In response to a few questions on my last post regarding my World Cup win probability (WP) model, here are some actual numbers to chew on. An anonymous commenter pointed us to actual win rates at WhoWins.com (a fun site by the way). I've graphed the actual rates below.
The actual win rates are for 708 games stretching all the way back to 1930. The theoretical WPs based on a Poisson distribution are the solid lines, and the actual rates are the little triangles and squares. Keep in mind these are the WPs for the trailing team.
That backwards result could be due to strategy effects. Trailing teams would be expected to become more aggressive, increasing their chances of winning or tying, but also risking falling further behind. On the other hand, the team ahead would be expected to hunker down and adopt a defensive strategy, largely neutralizing the trailing team's increase in aggressiveness. But the differences are too large to be explained by strategy effects. If strategy effects are stronger than team-strength effects, we'd be seeing a much more aggressive style of play than we do. Instead, we are witnessing a very safe style with low scoring rates (even for soccer).
And I think that's what's really going on. Scoring rates in World Cup play are at historically low levels. My theoretical model is based on 2006's scoring rate of 2.4 total goals per game (1.2 goals per side). According to Steven Dubner in the link above, so far this year the rates are even lower.
The lower the overall scoring rate, the harder it is to overcome a deficit. This is easy to understand intuitively. Just compare basketball, where being 2 scores down at halftime can be easily overcome, to soccer, where being 2 scores down at halftime is almost insurmountable. The effect is same within a single sport for varying scoring rates.
If I change my model's parameter for scoring rate from 2.4 to 3.0 total goals per game, the theoretical and actual win rates match up very well. I suspect 3 goals per game is pretty close to the typical World Cup scoring rate averaged out over the years.

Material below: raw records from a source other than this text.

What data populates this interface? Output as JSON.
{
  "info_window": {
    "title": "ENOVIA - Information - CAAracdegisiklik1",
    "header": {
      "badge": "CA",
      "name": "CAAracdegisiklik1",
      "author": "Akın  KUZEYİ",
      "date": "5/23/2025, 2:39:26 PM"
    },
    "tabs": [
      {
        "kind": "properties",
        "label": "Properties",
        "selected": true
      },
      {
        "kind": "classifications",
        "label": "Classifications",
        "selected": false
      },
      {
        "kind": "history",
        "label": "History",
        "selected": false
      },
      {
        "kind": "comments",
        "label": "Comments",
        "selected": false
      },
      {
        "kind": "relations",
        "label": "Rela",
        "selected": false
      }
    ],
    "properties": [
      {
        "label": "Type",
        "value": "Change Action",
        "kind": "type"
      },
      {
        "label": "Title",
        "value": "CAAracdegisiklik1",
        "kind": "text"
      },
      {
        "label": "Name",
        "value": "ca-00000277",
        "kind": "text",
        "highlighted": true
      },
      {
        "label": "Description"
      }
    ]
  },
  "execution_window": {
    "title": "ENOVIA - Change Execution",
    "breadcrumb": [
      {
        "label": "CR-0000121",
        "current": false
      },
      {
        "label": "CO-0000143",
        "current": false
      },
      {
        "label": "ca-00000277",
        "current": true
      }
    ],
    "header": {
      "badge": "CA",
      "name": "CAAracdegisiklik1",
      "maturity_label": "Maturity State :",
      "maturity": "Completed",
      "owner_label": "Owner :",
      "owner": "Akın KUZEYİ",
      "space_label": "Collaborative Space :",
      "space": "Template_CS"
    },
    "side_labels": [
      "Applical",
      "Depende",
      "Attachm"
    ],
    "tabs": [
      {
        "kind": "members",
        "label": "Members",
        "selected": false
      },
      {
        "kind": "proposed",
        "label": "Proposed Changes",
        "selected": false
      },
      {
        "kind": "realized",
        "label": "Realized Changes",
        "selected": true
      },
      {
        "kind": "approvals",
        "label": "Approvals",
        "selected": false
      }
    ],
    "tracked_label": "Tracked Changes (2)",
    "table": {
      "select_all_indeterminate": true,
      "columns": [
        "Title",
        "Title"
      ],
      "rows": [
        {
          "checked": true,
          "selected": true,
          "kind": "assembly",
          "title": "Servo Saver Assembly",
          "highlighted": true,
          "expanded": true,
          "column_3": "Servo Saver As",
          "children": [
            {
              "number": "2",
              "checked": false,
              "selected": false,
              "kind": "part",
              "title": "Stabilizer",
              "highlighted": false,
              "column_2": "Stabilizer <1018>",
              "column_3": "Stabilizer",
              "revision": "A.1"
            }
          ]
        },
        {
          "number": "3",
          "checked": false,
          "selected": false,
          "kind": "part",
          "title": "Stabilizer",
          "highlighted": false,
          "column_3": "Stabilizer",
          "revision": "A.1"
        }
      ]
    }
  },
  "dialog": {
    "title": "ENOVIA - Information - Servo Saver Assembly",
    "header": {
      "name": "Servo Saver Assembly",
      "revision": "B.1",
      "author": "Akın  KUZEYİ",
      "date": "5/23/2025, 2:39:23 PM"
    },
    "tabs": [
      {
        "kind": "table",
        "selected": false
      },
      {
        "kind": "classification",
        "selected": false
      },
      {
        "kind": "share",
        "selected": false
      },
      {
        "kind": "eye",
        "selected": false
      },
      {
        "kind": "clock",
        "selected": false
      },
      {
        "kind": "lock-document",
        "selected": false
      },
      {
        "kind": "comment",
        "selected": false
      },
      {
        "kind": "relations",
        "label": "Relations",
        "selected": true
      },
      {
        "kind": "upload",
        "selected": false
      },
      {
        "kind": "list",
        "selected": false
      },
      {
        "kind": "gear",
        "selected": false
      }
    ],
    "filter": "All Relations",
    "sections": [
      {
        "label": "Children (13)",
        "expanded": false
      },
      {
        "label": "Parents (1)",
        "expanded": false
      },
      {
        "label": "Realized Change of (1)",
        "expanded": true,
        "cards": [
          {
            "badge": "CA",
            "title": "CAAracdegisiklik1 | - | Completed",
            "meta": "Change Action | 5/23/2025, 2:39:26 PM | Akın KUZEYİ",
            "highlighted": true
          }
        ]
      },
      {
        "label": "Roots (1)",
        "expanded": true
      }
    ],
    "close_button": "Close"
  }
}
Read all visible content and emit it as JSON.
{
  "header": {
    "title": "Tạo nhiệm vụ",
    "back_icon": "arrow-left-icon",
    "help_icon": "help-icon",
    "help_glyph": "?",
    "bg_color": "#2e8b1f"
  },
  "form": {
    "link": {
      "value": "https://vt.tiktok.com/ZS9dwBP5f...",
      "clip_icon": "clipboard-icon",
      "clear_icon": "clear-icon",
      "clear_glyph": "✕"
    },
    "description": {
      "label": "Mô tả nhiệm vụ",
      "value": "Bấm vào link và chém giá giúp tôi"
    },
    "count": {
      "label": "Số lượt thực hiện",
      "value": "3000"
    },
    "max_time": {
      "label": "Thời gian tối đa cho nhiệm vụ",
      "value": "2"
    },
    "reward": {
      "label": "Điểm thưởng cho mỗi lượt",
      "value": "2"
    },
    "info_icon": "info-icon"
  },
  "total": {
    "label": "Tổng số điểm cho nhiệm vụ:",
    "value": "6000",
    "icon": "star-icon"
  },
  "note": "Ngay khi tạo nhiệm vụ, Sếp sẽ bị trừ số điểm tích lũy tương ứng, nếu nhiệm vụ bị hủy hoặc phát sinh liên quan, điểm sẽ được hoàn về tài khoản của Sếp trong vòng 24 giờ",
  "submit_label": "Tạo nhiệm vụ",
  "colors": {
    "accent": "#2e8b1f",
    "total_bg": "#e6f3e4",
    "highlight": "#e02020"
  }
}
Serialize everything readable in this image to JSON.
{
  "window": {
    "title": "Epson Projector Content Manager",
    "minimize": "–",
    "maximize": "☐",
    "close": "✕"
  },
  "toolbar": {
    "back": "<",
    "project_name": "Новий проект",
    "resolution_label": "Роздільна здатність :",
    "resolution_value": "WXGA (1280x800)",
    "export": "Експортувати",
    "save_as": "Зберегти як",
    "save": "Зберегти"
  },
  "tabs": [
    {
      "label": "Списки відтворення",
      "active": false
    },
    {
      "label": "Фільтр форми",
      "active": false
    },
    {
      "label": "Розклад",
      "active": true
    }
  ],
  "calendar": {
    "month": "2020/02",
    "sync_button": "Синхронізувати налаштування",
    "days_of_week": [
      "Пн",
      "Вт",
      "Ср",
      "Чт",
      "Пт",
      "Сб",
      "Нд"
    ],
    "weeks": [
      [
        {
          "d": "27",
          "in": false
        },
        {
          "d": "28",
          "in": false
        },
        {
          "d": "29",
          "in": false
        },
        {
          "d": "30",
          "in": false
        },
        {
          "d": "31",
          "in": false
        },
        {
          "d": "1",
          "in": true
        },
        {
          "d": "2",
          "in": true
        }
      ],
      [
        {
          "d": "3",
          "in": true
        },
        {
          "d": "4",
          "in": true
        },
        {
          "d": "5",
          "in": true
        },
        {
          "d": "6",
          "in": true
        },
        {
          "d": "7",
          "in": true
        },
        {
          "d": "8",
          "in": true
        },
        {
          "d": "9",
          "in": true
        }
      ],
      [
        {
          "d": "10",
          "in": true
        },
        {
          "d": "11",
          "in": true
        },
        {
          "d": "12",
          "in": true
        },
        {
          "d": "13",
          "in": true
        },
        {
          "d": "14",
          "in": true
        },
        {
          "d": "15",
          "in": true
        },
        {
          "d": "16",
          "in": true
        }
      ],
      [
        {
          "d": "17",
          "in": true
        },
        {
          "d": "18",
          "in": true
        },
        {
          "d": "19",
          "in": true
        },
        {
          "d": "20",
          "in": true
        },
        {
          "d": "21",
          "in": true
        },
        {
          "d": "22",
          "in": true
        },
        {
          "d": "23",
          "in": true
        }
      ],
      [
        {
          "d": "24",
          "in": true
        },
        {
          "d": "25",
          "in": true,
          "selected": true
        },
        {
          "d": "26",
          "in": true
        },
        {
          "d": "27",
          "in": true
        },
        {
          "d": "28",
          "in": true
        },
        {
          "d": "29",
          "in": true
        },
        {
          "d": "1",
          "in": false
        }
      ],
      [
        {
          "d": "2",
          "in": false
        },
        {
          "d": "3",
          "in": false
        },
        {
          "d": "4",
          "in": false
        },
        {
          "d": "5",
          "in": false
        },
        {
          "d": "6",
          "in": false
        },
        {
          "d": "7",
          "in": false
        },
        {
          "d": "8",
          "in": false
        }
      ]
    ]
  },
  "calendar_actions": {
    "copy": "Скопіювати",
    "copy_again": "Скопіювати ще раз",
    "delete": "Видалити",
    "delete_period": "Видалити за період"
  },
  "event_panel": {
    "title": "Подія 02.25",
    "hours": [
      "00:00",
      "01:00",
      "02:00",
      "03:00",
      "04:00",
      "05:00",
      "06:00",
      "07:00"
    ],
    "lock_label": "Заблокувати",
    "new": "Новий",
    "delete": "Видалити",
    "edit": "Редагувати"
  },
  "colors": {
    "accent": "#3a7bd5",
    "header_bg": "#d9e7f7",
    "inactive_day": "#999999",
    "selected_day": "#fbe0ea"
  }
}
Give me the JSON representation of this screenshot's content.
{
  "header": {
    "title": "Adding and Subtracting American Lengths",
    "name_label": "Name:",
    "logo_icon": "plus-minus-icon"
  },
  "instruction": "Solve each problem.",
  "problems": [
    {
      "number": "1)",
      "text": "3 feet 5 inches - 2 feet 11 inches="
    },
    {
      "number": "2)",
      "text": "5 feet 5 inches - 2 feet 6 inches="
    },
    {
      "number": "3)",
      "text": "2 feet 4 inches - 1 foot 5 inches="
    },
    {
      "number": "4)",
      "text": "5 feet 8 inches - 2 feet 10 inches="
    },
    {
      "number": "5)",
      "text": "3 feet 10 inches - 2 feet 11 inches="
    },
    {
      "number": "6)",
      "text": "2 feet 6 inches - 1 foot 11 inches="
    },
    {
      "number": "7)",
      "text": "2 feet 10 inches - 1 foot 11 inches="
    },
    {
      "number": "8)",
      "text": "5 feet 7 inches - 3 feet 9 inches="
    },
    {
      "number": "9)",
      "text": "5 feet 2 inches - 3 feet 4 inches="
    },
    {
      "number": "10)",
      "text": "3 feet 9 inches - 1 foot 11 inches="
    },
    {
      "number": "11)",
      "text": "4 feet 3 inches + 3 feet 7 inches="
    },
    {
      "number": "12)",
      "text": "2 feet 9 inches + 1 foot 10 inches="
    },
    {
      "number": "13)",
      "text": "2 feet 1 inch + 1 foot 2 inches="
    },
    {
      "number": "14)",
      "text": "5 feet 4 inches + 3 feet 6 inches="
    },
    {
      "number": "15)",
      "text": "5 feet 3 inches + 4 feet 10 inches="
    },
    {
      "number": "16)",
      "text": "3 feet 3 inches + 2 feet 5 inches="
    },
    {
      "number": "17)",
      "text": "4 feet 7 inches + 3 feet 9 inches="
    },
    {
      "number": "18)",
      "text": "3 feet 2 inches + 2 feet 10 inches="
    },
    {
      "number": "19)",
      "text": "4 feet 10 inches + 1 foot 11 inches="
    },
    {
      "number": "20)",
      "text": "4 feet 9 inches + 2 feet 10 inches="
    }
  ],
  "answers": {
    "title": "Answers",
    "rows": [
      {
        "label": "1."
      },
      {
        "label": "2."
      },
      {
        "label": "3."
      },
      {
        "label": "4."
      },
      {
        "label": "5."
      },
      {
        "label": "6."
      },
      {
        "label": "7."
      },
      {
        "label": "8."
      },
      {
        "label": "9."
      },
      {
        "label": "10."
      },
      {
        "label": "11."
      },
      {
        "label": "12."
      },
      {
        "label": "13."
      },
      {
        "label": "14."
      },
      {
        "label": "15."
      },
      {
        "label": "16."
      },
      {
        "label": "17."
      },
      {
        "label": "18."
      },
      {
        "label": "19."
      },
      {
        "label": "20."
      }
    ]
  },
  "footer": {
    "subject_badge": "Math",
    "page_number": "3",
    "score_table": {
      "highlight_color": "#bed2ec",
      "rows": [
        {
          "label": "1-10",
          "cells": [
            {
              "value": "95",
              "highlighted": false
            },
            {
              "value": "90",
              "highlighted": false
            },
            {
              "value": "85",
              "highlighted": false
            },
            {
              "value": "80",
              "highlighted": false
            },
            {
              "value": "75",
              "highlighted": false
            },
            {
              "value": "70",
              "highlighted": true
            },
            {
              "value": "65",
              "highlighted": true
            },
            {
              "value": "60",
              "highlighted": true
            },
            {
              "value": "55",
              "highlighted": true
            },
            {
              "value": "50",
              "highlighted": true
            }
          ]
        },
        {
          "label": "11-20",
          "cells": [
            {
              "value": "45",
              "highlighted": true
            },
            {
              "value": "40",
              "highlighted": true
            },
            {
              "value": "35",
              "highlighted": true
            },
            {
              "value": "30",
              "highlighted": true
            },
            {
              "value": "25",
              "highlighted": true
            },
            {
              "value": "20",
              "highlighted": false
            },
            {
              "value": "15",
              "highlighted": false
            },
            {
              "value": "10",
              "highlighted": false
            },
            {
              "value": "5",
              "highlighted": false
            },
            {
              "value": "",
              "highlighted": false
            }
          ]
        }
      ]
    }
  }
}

However, the actual and theoretical rates still don't match exactly. In a game's early minutes, trailing teams' actual rates still exceed the theoretical WP. This can be understood as a result of bias in the numbers. The higher the scoring rate for a given era, the more likely it is to have a game where a team takes an early lead. And the earlier in the game a team had a lead, the higher the scoring rate of the era was likely to be. For example, in 1950 when the rate was 5.4 goals per game, there were likely far more examples of early-game 2-goal leads, and that era will dominate the data.
Ultimately, I suspect the WP numbers estimated with the 2.4 goal-per-game parameter are reasonably close to what we can expect this year.
Lastly, I suspect the low scoring rates may also explain the unusually high number of upsets (and "upset-ties") so far. The lower the overall scoring rate, the more likely upsets are. If an underdog team scores 50% less often than its favored opponent, it would almost never win in a game of basketball. But in a sport where there is typically a total of 1 score all game long, it will win about one third of the time, ties notwithstanding.
There are several theories about the low scores in South Africa this year. Dubner suggests it may be the ball, widely disliked by players. I think there are several factors, the most important being the overall historical trend. I also agree with one of the comments that in the early group play, the better teams play conservatively, thinking, "Hey, let's just make it out of the group round. Then we'll crank it up." I suppose you could consider it a "meta-" strategy effect.